WITH THE REPLACEMENT of Konstantin Chernenko by Mikhail Gorbachev, generational change has finally come to the Kremlin. Among those who look on, the tendency has been to confer a greater openness to reform and accommodation on the New Guard, which presumably, unlike the Old Guard, has not been touched by the dark inheritance of Stalinism. But the ostensibly greater energy, education and ambition of the younger generation, plus its lack of firsthand adult exposure to the rigors of the Soviet past, may yet make its members more formidable competitors, more careless and more prone to risk.
It pays to recall that Konstantin Chernenko himself confounded some of the stereotypes. He was 72 and ill when he took over barely a year ago, known as the man who'd carried Leonid Brezhnev's briecase but had been passed over for the top spot when he died. When Yuri Andropov died, he made it. He then proceeded to deliver more change, in the crucial arena, than anyone had anticipated. Mr. Andropov had pronounced Ronald Reagan anathema and stopped dealing with him. The renewal of Soviet-American talks in Geneva today shows how Mr. Chernenko changed the line.

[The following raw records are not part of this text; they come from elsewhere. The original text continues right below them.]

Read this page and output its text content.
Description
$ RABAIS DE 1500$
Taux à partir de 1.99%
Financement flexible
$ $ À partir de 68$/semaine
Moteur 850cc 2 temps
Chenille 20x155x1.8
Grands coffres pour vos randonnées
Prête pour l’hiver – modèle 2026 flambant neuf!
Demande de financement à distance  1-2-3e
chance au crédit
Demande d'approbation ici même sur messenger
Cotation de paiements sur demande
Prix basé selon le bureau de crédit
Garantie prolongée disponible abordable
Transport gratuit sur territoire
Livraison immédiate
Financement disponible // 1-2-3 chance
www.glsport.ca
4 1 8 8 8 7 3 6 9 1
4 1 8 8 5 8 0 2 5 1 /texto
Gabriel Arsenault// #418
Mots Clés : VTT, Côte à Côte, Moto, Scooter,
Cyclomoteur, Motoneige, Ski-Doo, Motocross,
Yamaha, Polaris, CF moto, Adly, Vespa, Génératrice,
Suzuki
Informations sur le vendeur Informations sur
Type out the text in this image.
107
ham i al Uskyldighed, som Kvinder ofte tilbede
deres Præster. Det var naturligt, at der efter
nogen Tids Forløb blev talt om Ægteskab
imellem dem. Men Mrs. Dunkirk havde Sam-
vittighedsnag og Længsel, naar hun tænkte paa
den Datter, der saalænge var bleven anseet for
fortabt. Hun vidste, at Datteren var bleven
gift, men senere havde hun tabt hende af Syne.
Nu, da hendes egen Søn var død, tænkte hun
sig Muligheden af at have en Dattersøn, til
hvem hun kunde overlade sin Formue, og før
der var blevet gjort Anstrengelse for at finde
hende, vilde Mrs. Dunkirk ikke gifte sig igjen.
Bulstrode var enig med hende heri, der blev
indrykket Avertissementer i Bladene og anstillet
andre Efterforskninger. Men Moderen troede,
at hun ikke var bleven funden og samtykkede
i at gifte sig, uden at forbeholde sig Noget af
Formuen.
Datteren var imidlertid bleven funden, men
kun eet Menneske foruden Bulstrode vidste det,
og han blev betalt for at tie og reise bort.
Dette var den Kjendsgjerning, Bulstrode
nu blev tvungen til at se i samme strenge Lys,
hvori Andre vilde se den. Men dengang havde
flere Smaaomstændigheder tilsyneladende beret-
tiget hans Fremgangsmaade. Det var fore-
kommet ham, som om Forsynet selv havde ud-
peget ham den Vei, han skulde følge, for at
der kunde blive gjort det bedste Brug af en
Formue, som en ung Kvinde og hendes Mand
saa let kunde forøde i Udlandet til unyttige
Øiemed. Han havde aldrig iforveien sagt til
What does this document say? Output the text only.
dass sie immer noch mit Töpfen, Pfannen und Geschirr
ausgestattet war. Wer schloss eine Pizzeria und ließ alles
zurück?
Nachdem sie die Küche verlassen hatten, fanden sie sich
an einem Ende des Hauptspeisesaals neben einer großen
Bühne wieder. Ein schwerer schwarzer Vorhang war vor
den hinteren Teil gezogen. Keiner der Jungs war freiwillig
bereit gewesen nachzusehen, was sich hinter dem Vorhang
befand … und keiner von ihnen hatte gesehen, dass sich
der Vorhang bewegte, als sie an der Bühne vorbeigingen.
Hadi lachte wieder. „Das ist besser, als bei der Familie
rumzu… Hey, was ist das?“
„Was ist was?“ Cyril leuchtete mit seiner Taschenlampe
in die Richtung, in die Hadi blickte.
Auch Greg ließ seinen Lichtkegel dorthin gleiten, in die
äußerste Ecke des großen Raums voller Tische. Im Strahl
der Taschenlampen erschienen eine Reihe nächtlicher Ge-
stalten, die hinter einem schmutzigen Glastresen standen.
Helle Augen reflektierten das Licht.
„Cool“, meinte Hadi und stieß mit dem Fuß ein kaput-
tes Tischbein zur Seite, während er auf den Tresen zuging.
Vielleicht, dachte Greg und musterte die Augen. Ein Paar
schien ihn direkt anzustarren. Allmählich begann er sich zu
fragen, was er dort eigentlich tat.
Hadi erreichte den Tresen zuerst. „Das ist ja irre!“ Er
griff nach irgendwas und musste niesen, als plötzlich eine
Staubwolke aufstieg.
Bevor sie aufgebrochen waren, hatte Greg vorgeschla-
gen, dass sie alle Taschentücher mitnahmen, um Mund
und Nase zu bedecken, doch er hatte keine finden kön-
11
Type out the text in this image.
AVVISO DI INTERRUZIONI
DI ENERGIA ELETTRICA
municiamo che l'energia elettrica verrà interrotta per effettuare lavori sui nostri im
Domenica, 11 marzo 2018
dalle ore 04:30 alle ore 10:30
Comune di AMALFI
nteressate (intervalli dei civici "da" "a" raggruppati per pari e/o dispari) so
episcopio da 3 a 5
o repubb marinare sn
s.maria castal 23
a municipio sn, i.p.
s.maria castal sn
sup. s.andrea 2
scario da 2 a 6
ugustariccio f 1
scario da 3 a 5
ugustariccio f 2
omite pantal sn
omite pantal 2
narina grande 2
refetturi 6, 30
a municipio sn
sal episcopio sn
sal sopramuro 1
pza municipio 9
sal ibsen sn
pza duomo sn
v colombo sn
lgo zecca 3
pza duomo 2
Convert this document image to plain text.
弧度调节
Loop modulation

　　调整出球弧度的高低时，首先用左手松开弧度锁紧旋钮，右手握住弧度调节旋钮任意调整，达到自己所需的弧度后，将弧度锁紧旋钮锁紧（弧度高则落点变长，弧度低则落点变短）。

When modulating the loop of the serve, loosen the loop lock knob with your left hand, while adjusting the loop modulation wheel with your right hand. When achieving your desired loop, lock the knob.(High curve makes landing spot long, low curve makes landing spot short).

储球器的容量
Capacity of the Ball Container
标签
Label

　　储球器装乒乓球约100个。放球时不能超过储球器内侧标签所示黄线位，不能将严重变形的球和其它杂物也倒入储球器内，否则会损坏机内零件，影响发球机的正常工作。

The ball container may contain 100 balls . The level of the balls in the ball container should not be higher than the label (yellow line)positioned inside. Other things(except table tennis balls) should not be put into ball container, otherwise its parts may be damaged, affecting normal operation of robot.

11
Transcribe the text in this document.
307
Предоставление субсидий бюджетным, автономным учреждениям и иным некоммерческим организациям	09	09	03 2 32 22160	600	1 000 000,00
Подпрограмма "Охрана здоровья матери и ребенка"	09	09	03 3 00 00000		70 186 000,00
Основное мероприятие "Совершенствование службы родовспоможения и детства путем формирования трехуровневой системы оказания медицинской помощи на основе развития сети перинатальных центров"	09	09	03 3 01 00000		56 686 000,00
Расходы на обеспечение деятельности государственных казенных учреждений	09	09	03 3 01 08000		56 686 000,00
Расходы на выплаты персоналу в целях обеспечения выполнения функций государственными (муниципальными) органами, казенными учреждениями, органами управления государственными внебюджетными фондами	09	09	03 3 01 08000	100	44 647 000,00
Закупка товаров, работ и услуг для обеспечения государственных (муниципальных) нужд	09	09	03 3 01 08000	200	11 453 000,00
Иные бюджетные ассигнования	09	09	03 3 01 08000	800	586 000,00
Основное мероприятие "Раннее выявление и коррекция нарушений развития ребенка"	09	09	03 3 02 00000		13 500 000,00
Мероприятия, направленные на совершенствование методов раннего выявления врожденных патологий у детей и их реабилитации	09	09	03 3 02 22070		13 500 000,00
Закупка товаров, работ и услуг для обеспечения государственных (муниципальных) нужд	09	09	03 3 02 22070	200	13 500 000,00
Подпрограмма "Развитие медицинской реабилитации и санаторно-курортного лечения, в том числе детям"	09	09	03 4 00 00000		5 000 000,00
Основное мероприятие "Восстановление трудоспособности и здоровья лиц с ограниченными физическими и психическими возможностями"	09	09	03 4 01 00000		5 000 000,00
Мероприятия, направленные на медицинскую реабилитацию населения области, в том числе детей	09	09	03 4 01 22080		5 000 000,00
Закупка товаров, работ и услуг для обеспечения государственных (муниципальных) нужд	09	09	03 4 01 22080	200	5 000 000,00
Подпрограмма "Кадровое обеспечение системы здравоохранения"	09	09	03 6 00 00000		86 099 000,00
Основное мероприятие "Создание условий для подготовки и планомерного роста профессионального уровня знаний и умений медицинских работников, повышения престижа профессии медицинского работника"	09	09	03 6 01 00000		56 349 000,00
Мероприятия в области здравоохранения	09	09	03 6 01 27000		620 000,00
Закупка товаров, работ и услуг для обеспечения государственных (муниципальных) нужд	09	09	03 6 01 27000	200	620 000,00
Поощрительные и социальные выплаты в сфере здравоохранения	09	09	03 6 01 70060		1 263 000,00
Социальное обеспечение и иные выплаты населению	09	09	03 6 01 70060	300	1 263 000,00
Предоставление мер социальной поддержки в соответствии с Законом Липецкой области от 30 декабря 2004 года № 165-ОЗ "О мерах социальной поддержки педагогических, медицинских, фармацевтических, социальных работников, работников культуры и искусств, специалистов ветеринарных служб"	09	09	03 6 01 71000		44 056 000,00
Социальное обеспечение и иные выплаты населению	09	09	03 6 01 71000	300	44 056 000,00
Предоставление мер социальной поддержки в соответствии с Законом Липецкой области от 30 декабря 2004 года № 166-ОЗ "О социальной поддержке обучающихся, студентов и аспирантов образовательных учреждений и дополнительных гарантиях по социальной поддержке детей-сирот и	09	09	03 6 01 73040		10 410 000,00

Who is Mikhail Gorbachev, besides being 54? We know he's a good organizer: the Central Committee promoted him "unanimously" only four hours after Mr. Chernenko died. He has the technical education common among Communist Party bureaucrats. He survived the no-win agriculture portfolio and got good press clippings on undemanding missions abroad. As a secretary of the party machinery and a member of the Politburo, he has lived in the Kremlin's fastest lane. Young-and modern-looking, the Gorbachevs surprise a world accustomed to stout Kremlin seniors. Mr. Gorbachev's public statements reflect themes -- an interest in d,etente Soviet-style,an emphasis on domestic priorities -- associated with the Brezhnev rather than the Androprov line. But his true views and his capacity to operate in the thick-as- thieves Soviet political environment are unknown.
It will be important to learn whether the New Guard, in the person of Mr. Gorbachev, has any intention or strategy to tend to the economic lag, the social rot and the political debility bequeathed by the Old Guard, whose only real area of achievement has been the accumulation of raw power. But it will be well for Westerners not to expect the new man in the Kremlin to deliver them from old East- West cares. This is a major moment for the Soviet Union and therefore, unavoidably, for the United States. It is one the United States can best influence by ensuring that its own policy is fair and firm.